What both Mr Johnson and his now ex-chief adviser Dominic Cummings were brilliant at was campaigning, as witnessed in the European referendum and the last general election (as well as Mr Johnson’s unlikely run at the London mayoralty). They revelled in pithy poetic phrases, lurid rhetoric and soaring ambition. They seem to have been much less successful in the arts of government. Attempting to redesign the machinery of government in the middle of a pandemic and with Brexit to get done was probably a strategic error. It led to briefings against, and the departure of, permanent secretary Sir Mark Sedwill; as well as the departure of then-chancellor Sajid Javid, who tried to appoint his special advisers, part of a wider move to take control of the Treasury.  

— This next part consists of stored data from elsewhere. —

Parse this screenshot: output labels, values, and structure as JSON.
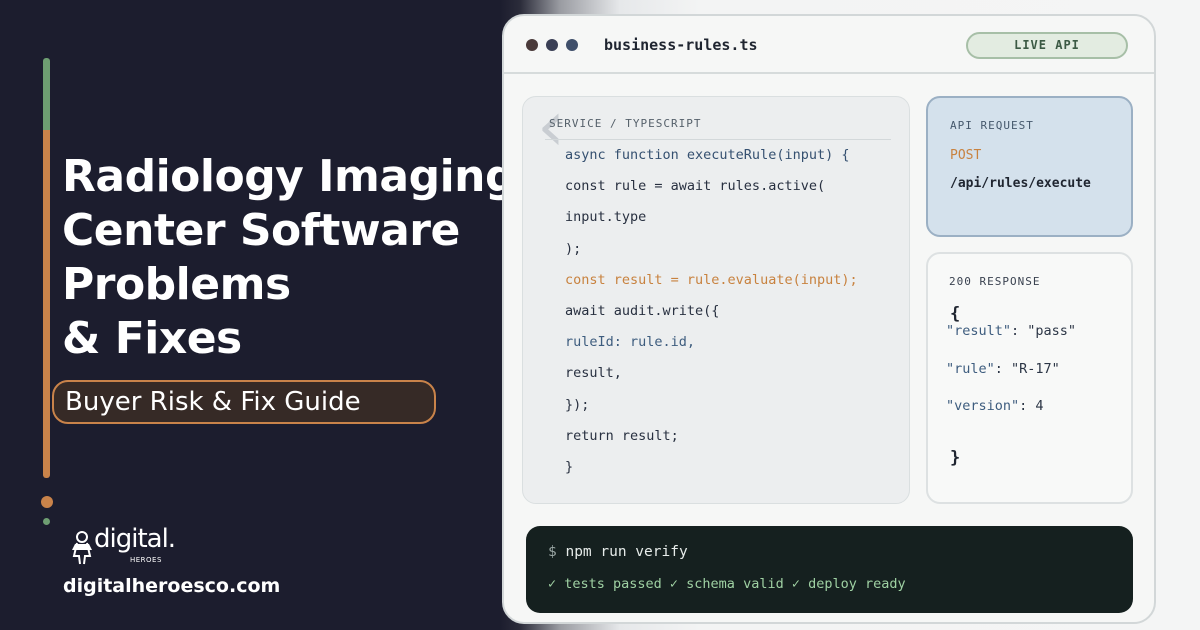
{
  "hero": {
    "title_lines": [
      "Radiology Imaging",
      "Center Software",
      "Problems",
      "& Fixes"
    ],
    "subtitle": "Buyer Risk & Fix Guide"
  },
  "brand": {
    "logo_word": "digital.",
    "logo_sub": "HEROES",
    "url": "digitalheroesco.com"
  },
  "editor": {
    "filename": "business-rules.ts",
    "badge": "LIVE API",
    "code_label": "SERVICE / TYPESCRIPT",
    "code_lines": [
      "async function executeRule(input) {",
      "const rule = await rules.active(",
      "input.type",
      ");",
      "const result = rule.evaluate(input);",
      "await audit.write({",
      "ruleId: rule.id,",
      "result,",
      "});",
      "return result;",
      "}"
    ]
  },
  "api_request": {
    "label": "API REQUEST",
    "method": "POST",
    "path": "/api/rules/execute"
  },
  "api_response": {
    "label": "200 RESPONSE",
    "open_brace": "{",
    "lines": [
      {
        "key": "\"result\"",
        "sep": ": ",
        "value": "\"pass\""
      },
      {
        "key": "\"rule\"",
        "sep": ": ",
        "value": "\"R-17\""
      },
      {
        "key": "\"version\"",
        "sep": ": ",
        "value": "4"
      }
    ],
    "close_brace": "}"
  },
  "terminal": {
    "prompt": "$",
    "command": "npm run verify",
    "output": "✓ tests passed ✓ schema valid ✓ deploy ready"
  },
  "colors": {
    "accent_orange": "#c9834a",
    "accent_green": "#6e9e72",
    "dark_bg": "#1c1d2e"
  }
}
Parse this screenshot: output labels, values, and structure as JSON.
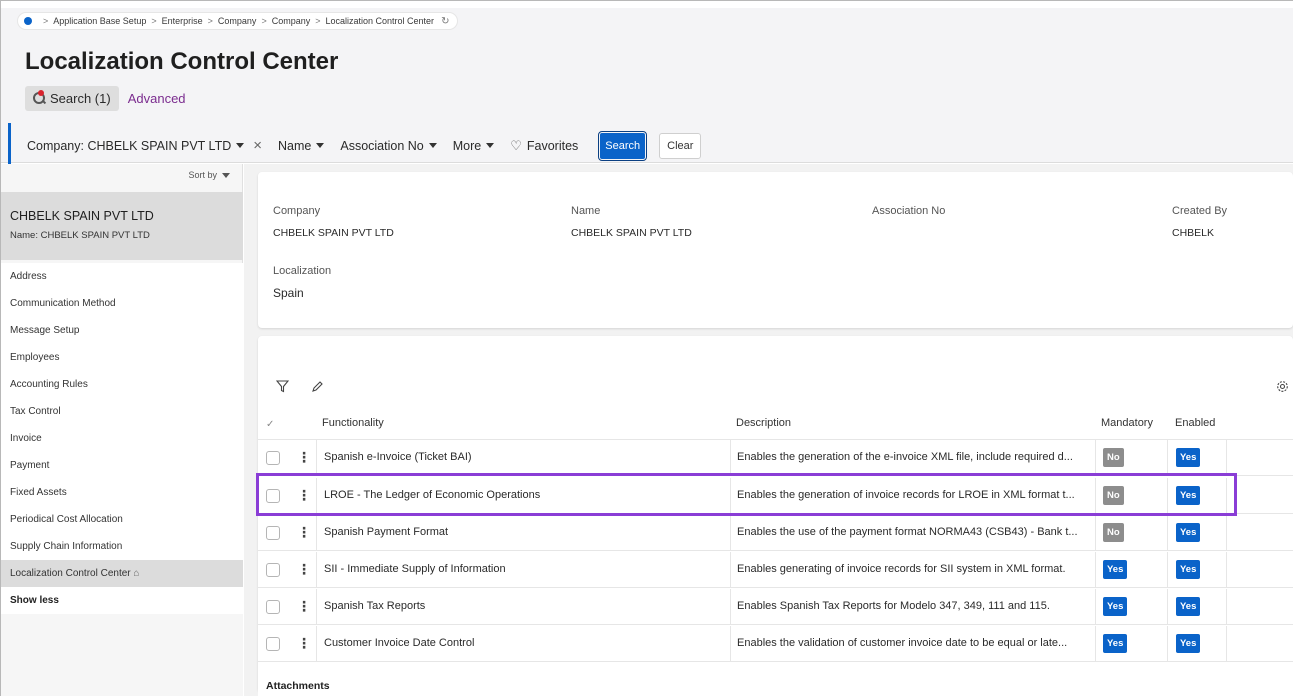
{
  "breadcrumb": {
    "items": [
      "Application Base Setup",
      "Enterprise",
      "Company",
      "Company",
      "Localization Control Center"
    ],
    "separator": ">"
  },
  "page_title": "Localization Control Center",
  "search": {
    "pill_label": "Search (1)",
    "advanced_label": "Advanced"
  },
  "filters": {
    "company": "Company: CHBELK SPAIN PVT LTD",
    "name": "Name",
    "association_no": "Association No",
    "more": "More",
    "favorites": "Favorites",
    "search_button": "Search",
    "clear_button": "Clear"
  },
  "sidebar": {
    "sort_by": "Sort by",
    "selected": {
      "title": "CHBELK SPAIN PVT LTD",
      "subtitle": "Name:  CHBELK SPAIN PVT LTD"
    },
    "items": [
      {
        "label": "Address"
      },
      {
        "label": "Communication Method"
      },
      {
        "label": "Message Setup"
      },
      {
        "label": "Employees"
      },
      {
        "label": "Accounting Rules"
      },
      {
        "label": "Tax Control"
      },
      {
        "label": "Invoice"
      },
      {
        "label": "Payment"
      },
      {
        "label": "Fixed Assets"
      },
      {
        "label": "Periodical Cost Allocation"
      },
      {
        "label": "Supply Chain Information"
      },
      {
        "label": "Localization Control Center"
      },
      {
        "label": "Show less"
      }
    ]
  },
  "detail": {
    "company_label": "Company",
    "company_value": "CHBELK SPAIN PVT LTD",
    "name_label": "Name",
    "name_value": "CHBELK SPAIN PVT LTD",
    "association_label": "Association No",
    "association_value": "",
    "created_by_label": "Created By",
    "created_by_value": "CHBELK",
    "localization_label": "Localization",
    "localization_value": "Spain"
  },
  "table": {
    "columns": {
      "functionality": "Functionality",
      "description": "Description",
      "mandatory": "Mandatory",
      "enabled": "Enabled"
    },
    "rows": [
      {
        "functionality": "Spanish e-Invoice (Ticket BAI)",
        "description": "Enables the generation of the e-invoice XML file, include required d...",
        "mandatory": "No",
        "enabled": "Yes"
      },
      {
        "functionality": "LROE - The Ledger of Economic Operations",
        "description": "Enables the generation of invoice records for LROE in XML format t...",
        "mandatory": "No",
        "enabled": "Yes"
      },
      {
        "functionality": "Spanish Payment Format",
        "description": "Enables the use of the payment format NORMA43 (CSB43) - Bank t...",
        "mandatory": "No",
        "enabled": "Yes"
      },
      {
        "functionality": "SII - Immediate Supply of Information",
        "description": "Enables generating of invoice records for SII system in XML format.",
        "mandatory": "Yes",
        "enabled": "Yes"
      },
      {
        "functionality": "Spanish Tax Reports",
        "description": "Enables Spanish Tax Reports for Modelo 347, 349, 111 and 115.",
        "mandatory": "Yes",
        "enabled": "Yes"
      },
      {
        "functionality": "Customer Invoice Date Control",
        "description": "Enables the validation of customer invoice date to be equal or late...",
        "mandatory": "Yes",
        "enabled": "Yes"
      }
    ]
  },
  "attachments_label": "Attachments",
  "icons": {
    "filter": "filter-icon",
    "edit": "pencil-icon",
    "settings": "gear-icon",
    "refresh": "refresh-icon",
    "pin": "pin-icon",
    "heart": "heart-icon"
  },
  "colors": {
    "accent": "#0a63c9",
    "highlight": "#8a3dd6",
    "advanced_link": "#7b2c8f",
    "badge_no": "#8d8d8d"
  }
}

Dominic Cummings might claim that putting real-time data flows and analysis at the heart of governmental decision making, in and around No 10, was in fact the best way to tackle any crisis. He might also be right that the Treasury is too powerful and narrowly focused, in some abstract sense. Perhaps his modernisation of British government was in the end stymied by vested interests in the NHS or HM Treasury, but in any case it mostly failed and mass testing remains undelivered and the economy, partly as a result, is a mess. Test and trace might be ready by the spring, about a year after the pandemic got going and when the vaccines should be coming through.